Onlineshopping: Klarna stellt Sofortüberweisung als separate Zahlart ein
Frankfurt. Wer das bekannte Bezahlverfahren Sofortüberweisung, das durch Klarna angeboten wird, nutzen möchte, braucht künftig ein Konto bei dem schwedischen Finanzdienstleister. Klarna bietet Sofortüberweisung bald nicht mehr separat an. Sofortüberweisung wird neben Lastschrift und Karte eine von drei Bezahlarten bei „Klarna Sofort bezahlen“, auch „Klarna Pay Now“ genannt.
Die deutschen Verbraucher würden somit weiterhin die Bezeichnung „Sofortüberweisung“ finden, erklärte das Unternehmen auf Anfrage und bestätigte damit entsprechende Handelsblatt-Informationen.
Klarna teilte weiter mit, die Integration von Sofortüberweisung sei bereits in einigen Ländern weltweit, darunter in Großbritannien, umgesetzt worden. Auch in Deutschland haben manche E-Commerce-Händler ihren Bezahlprozess angepasst. Zahlungsabwickler wie Adyen und Stripe, die verschiedene Bezahlmethoden in Onlineshops einbauen, hatten ihre Händlerkunden schon über den Schritt Klarnas informiert.

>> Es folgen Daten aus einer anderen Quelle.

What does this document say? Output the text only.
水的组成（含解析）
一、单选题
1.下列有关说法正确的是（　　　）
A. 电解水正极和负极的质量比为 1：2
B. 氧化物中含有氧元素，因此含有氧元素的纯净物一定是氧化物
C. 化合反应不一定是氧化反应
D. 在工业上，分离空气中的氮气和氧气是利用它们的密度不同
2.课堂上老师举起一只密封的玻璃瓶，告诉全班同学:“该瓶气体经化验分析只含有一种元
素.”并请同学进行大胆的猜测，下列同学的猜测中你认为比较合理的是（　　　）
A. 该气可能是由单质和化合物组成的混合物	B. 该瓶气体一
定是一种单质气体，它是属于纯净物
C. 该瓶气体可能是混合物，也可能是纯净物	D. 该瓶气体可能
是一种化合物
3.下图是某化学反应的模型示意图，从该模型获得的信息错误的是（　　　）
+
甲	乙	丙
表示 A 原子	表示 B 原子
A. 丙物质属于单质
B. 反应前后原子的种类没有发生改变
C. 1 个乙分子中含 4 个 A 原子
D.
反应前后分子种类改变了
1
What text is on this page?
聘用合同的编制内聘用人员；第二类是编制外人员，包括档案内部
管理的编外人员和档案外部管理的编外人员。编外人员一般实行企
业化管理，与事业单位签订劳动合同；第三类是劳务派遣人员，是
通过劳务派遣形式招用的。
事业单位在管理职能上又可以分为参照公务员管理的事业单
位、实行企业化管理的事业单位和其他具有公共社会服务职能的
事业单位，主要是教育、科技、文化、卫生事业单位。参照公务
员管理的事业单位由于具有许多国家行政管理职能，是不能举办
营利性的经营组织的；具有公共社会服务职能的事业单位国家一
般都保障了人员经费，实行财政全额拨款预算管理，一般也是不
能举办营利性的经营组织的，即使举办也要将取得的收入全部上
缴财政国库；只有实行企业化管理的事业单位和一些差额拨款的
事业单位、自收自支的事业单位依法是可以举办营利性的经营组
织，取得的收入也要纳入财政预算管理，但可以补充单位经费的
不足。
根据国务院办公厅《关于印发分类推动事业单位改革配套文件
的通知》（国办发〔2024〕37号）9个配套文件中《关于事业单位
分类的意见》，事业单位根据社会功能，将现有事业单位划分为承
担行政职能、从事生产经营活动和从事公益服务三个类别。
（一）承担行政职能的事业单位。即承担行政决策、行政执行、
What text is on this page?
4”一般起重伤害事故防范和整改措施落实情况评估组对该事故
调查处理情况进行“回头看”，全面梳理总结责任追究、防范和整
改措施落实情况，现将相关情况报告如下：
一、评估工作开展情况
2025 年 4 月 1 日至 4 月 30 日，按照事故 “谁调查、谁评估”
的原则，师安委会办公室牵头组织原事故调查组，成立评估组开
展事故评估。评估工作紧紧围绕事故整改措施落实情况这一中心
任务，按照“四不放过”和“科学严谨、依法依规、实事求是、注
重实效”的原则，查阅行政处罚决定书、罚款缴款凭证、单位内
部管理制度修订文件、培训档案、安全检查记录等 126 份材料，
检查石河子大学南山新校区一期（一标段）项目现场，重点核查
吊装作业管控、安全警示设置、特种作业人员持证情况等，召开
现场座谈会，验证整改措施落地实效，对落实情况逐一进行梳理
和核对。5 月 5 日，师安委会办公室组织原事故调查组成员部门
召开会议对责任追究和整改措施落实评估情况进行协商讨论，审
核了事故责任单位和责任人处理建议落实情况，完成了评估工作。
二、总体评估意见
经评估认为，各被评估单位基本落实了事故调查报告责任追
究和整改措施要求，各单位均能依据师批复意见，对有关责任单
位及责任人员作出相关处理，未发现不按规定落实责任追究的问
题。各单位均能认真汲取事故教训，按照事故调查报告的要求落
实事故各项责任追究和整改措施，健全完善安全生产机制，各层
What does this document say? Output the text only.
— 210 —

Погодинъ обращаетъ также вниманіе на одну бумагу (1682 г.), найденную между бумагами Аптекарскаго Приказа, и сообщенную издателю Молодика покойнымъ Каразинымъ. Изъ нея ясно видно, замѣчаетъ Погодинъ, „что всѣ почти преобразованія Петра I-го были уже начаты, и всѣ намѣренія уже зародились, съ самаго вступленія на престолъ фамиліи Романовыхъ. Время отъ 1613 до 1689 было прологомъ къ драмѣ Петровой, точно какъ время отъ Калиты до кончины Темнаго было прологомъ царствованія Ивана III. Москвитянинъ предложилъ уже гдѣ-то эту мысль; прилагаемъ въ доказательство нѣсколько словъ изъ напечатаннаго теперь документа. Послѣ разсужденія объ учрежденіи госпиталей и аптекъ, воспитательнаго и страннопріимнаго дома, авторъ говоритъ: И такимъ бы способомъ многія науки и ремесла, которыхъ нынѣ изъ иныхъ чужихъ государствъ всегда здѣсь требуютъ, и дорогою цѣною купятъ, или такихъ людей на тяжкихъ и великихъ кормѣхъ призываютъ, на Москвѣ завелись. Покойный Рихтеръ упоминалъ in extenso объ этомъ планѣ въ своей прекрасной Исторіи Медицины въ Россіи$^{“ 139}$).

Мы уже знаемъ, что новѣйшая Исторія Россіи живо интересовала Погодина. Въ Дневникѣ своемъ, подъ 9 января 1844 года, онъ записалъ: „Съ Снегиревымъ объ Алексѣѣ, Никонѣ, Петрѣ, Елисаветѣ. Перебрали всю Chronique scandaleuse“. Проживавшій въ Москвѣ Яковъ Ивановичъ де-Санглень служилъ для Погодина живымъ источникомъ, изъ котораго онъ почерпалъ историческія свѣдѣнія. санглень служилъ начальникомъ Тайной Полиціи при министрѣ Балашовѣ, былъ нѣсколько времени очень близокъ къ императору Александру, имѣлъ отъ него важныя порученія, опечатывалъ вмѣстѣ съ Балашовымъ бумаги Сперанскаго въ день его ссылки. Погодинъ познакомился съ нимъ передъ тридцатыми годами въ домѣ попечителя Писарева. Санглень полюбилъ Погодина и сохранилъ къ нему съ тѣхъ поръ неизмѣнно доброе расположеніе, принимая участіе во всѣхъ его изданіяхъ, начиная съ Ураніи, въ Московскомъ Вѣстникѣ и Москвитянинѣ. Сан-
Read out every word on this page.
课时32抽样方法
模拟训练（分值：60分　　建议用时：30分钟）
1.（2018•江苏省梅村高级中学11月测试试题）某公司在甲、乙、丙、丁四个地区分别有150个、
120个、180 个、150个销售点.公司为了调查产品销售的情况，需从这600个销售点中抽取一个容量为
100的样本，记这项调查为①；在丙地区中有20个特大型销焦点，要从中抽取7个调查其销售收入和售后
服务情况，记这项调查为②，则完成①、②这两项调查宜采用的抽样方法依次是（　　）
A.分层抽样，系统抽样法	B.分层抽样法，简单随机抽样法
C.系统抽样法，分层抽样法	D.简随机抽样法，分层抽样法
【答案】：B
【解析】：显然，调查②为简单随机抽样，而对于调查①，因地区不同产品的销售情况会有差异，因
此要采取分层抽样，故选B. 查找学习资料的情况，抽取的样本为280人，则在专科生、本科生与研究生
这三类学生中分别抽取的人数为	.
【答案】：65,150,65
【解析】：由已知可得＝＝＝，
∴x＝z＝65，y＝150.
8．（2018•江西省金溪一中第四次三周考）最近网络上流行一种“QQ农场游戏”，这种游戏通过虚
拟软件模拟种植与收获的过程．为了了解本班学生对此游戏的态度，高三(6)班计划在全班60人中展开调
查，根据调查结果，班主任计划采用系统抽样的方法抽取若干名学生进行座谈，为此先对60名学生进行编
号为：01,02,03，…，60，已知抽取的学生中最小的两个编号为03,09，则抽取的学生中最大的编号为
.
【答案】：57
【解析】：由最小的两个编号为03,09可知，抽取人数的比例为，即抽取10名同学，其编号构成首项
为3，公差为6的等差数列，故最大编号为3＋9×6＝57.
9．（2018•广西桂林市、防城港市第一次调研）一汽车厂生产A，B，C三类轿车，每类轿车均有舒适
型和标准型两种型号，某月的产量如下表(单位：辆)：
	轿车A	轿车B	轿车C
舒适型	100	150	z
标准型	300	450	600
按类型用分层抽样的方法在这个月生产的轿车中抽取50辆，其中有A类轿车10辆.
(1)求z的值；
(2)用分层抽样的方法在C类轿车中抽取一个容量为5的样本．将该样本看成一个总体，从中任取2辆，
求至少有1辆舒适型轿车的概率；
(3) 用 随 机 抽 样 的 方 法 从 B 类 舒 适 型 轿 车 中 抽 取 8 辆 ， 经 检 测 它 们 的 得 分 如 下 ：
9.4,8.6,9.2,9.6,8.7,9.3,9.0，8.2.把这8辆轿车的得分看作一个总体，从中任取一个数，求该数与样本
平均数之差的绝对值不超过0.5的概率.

Verbraucherinnen und Verbraucher müssen sich nun bei Klarna registrieren und ein entsprechendes Konto anlegen, wenn sie Sofortüberweisung weiternutzen wollen. Klarna zufolge haben das auch in Deutschland bereits 95 Prozent der Sofortüberweisung-Kunden getan. Es gebe eine „deutliche Überschneidung“ der Kunden von Sofortüberweisung und Klarna. Zahlen zu Kunden sowie Transaktionen über Sofortüberweisung nennt Klarna nicht.
Bei Sofortüberweisung geben Nutzer ihre Zugangsdaten zum Onlinebanking an und bestätigen die Zahlung dann mit einem zweiten Sicherheitsfaktor, einer TAN. Wer Sofortüberweisung künftig in der Klarna-App aufruft, muss seine Onlinebanking-Daten nicht mehr jedes Mal eintippen.
Klarna, eines der größten Finanz-Start-ups in Europa, hatte das Münchener Fintech Sofortüberweisung vor zehn Jahren übernommen und nach und nach enger an sich gebunden. Die Bezahlart war früh zum Ärgernis für die deutschen Banken geworden, die im Kampf gegen Sofortüberweisung und die Nutzung der Onlinebanking-Zugangsdaten sogar bis vor den Bundesgerichtshof zogen.
Klarna: Kritik an Onlinekäufen auf Kredit
Neben den direkten Bezahlarten bietet Klarna den Kauf auf Rechnung und auf Raten, im Fachjargon oft „Buy now pay later“ (BNPL) genannt. Der Ratenkauf war für viele Verbraucher besonders während der Niedrigzinsphase attraktiv. Mit höheren Zinsen bei Ratenkrediten wächst allerdings auch die Gefahr der Verschuldung.
Onlinekäufe auf Kredit sind vielfach in die Kritik geraten. Die Europäische Union (EU) hat die Regeln dafür kürzlich verschärft.
Naheliegend ist zudem, dass Klarna seine Bezahlangebote international stärker vereinheitlicht. Das Unternehmen, das vor zwei Jahren mit 6,7 Milliarden Dollar (6,1 Milliarden Euro) bewertet wurde, strebt einen Börsengang an. Im Januar hatte Klarna-Chef Sebastian Siemiatkowski der Nachrichtenagentur Bloomberg gesagt, dass der Börsengang in den USA wahrscheinlich recht bald stattfinden werde.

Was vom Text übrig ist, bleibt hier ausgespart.